With so much of Hollywood’s attention, it is only natural that those who have felt slighted by the industry might seek revenge. As one might expect, many of the film’s haters come from within the industry, as evidenced by the numerous anonymous reviews and the death threats that have been sent to the film’s stars. Could this backlash be a case of industry sour grapes, as the most hated man in Hollywood has managed to carve out a niche for himself almost single-handedly? The most hateful responses come from people who have been ignored or underappreciated by Hollywood—could it be that they feel that the film marks the first time that anyone has truly appreciated their talents? Is this why they are so vehemently opposed to it?

This isn’t the first time that we have seen this pattern play out. Back in 2005, when Oliver Stark wrote and directed the film Adaptation, he was branded by the industry as “the bad guy” for daring to tackle the issue of whether or not to adapt Shakespeare. Although the film wasn’t universally panned, it was clearly the exception rather than the rule, and not many people were willing to go on the record as supporting it. Many were even willing to malign Oliver for speaking out against what they felt was an unoriginal story about an unsympathetic character named Bill Shakespeare.
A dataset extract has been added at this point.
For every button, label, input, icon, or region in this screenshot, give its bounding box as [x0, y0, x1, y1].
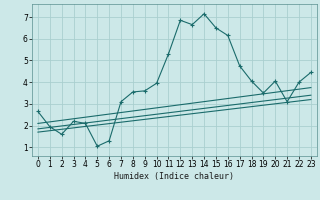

Interestingly, Bill’s story isn’t all that different from Louis’s. Like Bill, Louis is a talented and beloved character actor who finds that the spotlight tends to dim when it comes to his work. To wit, William Hurt, who played Bill in Oliver’s film, once described Louis as a “walking character.” Perhaps it is this quality that has allowed Edward to build such a rabid fanbase over the years. While he often plays the part of a slightly off-kilter character, somehow it always seems to work, and it has allowed him to maintain a large and loyal following.
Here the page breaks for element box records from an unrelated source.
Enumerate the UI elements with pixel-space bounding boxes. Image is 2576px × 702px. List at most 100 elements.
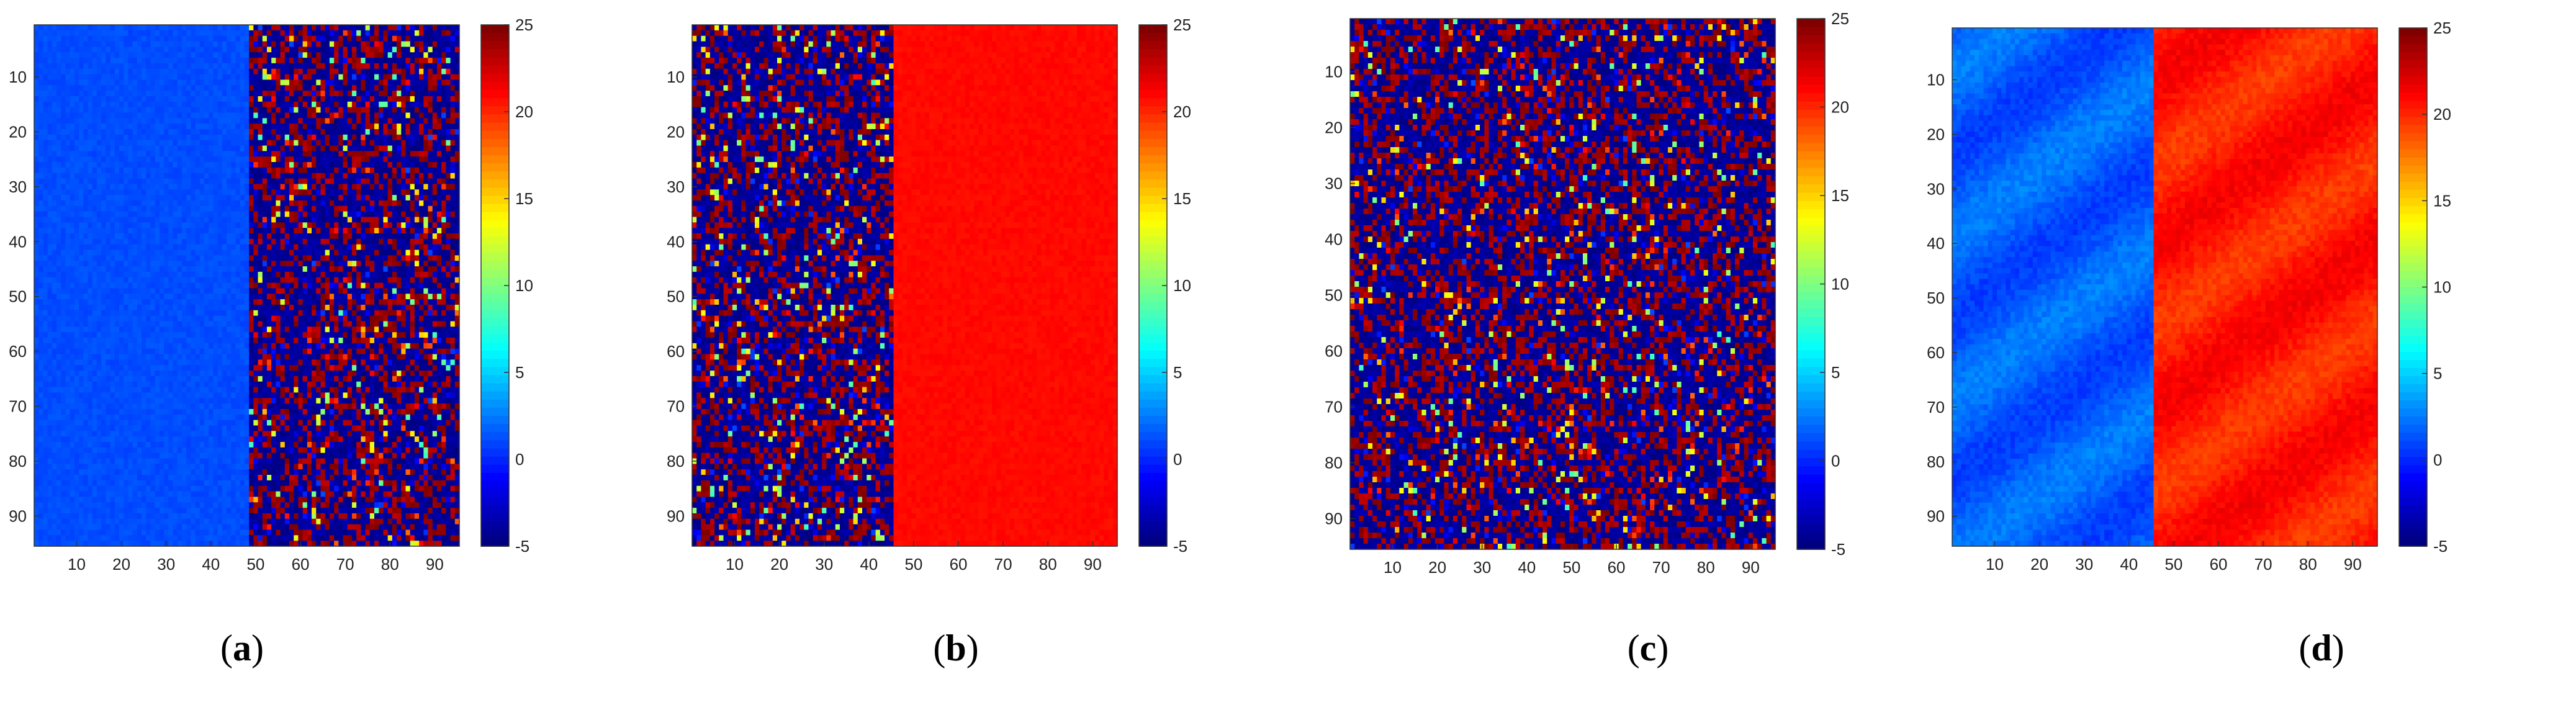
x-tick-label: 90 xyxy=(1742,558,1760,577)
colorbar-tick-label: 25 xyxy=(515,16,533,34)
colorbar-tick-label: 20 xyxy=(1831,98,1849,117)
colorbar-tick-label: 0 xyxy=(1173,450,1182,469)
x-tick-label: 90 xyxy=(426,555,444,574)
x-tick-label: 50 xyxy=(2164,555,2182,574)
colorbar-tick-label: 20 xyxy=(515,102,533,121)
y-tick-label: 30 xyxy=(9,178,27,196)
caption-b: (b) xyxy=(863,627,1049,670)
x-tick-label: 90 xyxy=(1084,555,1102,574)
y-tick-label: 70 xyxy=(9,397,27,416)
colorbar-tick-label: 0 xyxy=(2433,451,2442,469)
x-tick-label: 80 xyxy=(381,555,399,574)
x-tick-label: 30 xyxy=(2075,555,2093,574)
x-tick-label: 60 xyxy=(292,555,310,574)
panel-c: 10 20 30 40 50 60 70 80 90 10 20 30 40 50 60 70 80 90 -5 0 5… xyxy=(1316,0,1955,702)
x-tick-label: 50 xyxy=(246,555,264,574)
colorbar xyxy=(1139,25,1167,547)
caption-d: (d) xyxy=(2228,627,2415,670)
caption-a: (a) xyxy=(149,627,335,670)
x-tick-label: 30 xyxy=(1473,558,1491,577)
x-tick-label: 40 xyxy=(1518,558,1536,577)
colorbar-tick-label: 15 xyxy=(515,189,533,208)
y-tick-label: 30 xyxy=(667,178,685,196)
y-tick-label: 90 xyxy=(9,506,27,525)
y-tick-label: 70 xyxy=(1325,398,1343,416)
colorbar-tick-label: 10 xyxy=(1173,276,1191,295)
colorbar xyxy=(2399,28,2427,547)
y-tick-label: 20 xyxy=(9,122,27,141)
x-tick-label: 80 xyxy=(1039,555,1057,574)
heatmap-cells xyxy=(1350,19,1776,550)
panel-d: 10 20 30 40 50 60 70 80 90 10 20 30 40 50 60 70 80 90 -5 0 5… xyxy=(1918,0,2557,702)
x-tick-label: 20 xyxy=(1428,558,1446,577)
x-tick-label: 40 xyxy=(860,555,878,574)
y-tick-label: 40 xyxy=(1927,234,1945,253)
x-tick-label: 10 xyxy=(1384,558,1402,577)
colorbar-tick-label: 5 xyxy=(515,363,524,382)
x-tick-label: 60 xyxy=(950,555,968,574)
caption-c: (c) xyxy=(1555,627,1741,670)
y-tick-label: 50 xyxy=(1927,289,1945,307)
y-tick-label: 90 xyxy=(667,506,685,525)
x-tick-label: 20 xyxy=(112,555,130,574)
x-tick-label: 30 xyxy=(157,555,175,574)
colorbar-tick-label: 15 xyxy=(2433,191,2451,210)
x-tick-label: 20 xyxy=(770,555,788,574)
x-tick-label: 10 xyxy=(68,555,86,574)
colorbar-tick-label: 10 xyxy=(2433,278,2451,297)
y-tick-label: 60 xyxy=(9,342,27,361)
y-tick-label: 60 xyxy=(667,342,685,361)
y-tick-label: 80 xyxy=(1927,452,1945,471)
x-tick-label: 40 xyxy=(202,555,220,574)
y-tick-label: 10 xyxy=(667,68,685,86)
axes-frame xyxy=(691,24,1118,547)
heatmap-cells xyxy=(1952,28,2378,547)
y-tick-label: 20 xyxy=(1927,125,1945,143)
panel-a: 10 20 30 40 50 60 70 80 90 10 20 30 40 50 60 70 80 90 -5 0 5… xyxy=(0,0,639,702)
x-tick-label: 90 xyxy=(2344,555,2362,574)
heatmap-c: 10 20 30 40 50 60 70 80 90 10 20 30 40 50 60 70 80 90 -5 0 5… xyxy=(1325,9,1849,577)
y-tick-label: 70 xyxy=(1927,398,1945,416)
y-tick-label: 10 xyxy=(9,68,27,86)
y-tick-label: 20 xyxy=(1325,119,1343,137)
x-tick-label: 80 xyxy=(2299,555,2317,574)
colorbar xyxy=(481,25,509,547)
colorbar-tick-label: 5 xyxy=(1831,363,1840,382)
y-tick-label: 60 xyxy=(1325,342,1343,361)
x-tick-label: 60 xyxy=(1608,558,1626,577)
colorbar-tick-label: 5 xyxy=(2433,364,2442,383)
x-tick-label: 70 xyxy=(1652,558,1670,577)
axes-frame xyxy=(1952,27,2378,547)
axes-frame xyxy=(1349,18,1776,550)
x-tick-label: 20 xyxy=(2030,555,2048,574)
heatmap-a: 10 20 30 40 50 60 70 80 90 10 20 30 40 50 60 70 80 90 -5 0 5… xyxy=(9,16,533,574)
axes-frame xyxy=(34,24,460,547)
y-tick-label: 10 xyxy=(1325,63,1343,81)
colorbar-tick-label: 15 xyxy=(1173,189,1191,208)
colorbar-tick-label: 10 xyxy=(515,276,533,295)
y-tick-label: 80 xyxy=(1325,454,1343,472)
y-tick-label: 10 xyxy=(1927,71,1945,89)
x-tick-label: 70 xyxy=(336,555,354,574)
y-tick-label: 20 xyxy=(667,122,685,141)
x-tick-label: 30 xyxy=(815,555,833,574)
x-tick-label: 50 xyxy=(904,555,922,574)
y-tick-label: 90 xyxy=(1927,507,1945,526)
y-tick-label: 80 xyxy=(667,452,685,470)
y-tick-label: 50 xyxy=(9,287,27,306)
y-tick-label: 50 xyxy=(1325,286,1343,305)
colorbar-tick-label: -5 xyxy=(1173,537,1187,556)
x-tick-label: 10 xyxy=(726,555,744,574)
colorbar-tick-label: 10 xyxy=(1831,275,1849,294)
y-tick-label: 60 xyxy=(1927,343,1945,362)
colorbar-tick-label: 20 xyxy=(2433,105,2451,124)
heatmap-d: 10 20 30 40 50 60 70 80 90 10 20 30 40 50 60 70 80 90 -5 0 5… xyxy=(1927,19,2451,574)
x-tick-label: 50 xyxy=(1562,558,1580,577)
colorbar xyxy=(1797,19,1825,550)
y-tick-label: 30 xyxy=(1927,179,1945,198)
colorbar-tick-label: 25 xyxy=(1173,16,1191,34)
x-tick-label: 80 xyxy=(1697,558,1715,577)
colorbar-tick-label: 20 xyxy=(1173,102,1191,121)
x-tick-label: 10 xyxy=(1986,555,2004,574)
y-tick-label: 90 xyxy=(1325,510,1343,528)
Where Does This Leave The Wolfpack?

With so much of Hollywood’s attention focused on Edward, it is the perfect time to bring up his latest film, The Wolfpack. It was only a matter of time before we saw this film in theatres. In the weeks and days leading up to its premiere, there were rumors flying around that it would be one of the most popular films of the year. People were eager to see what all the fuss was about.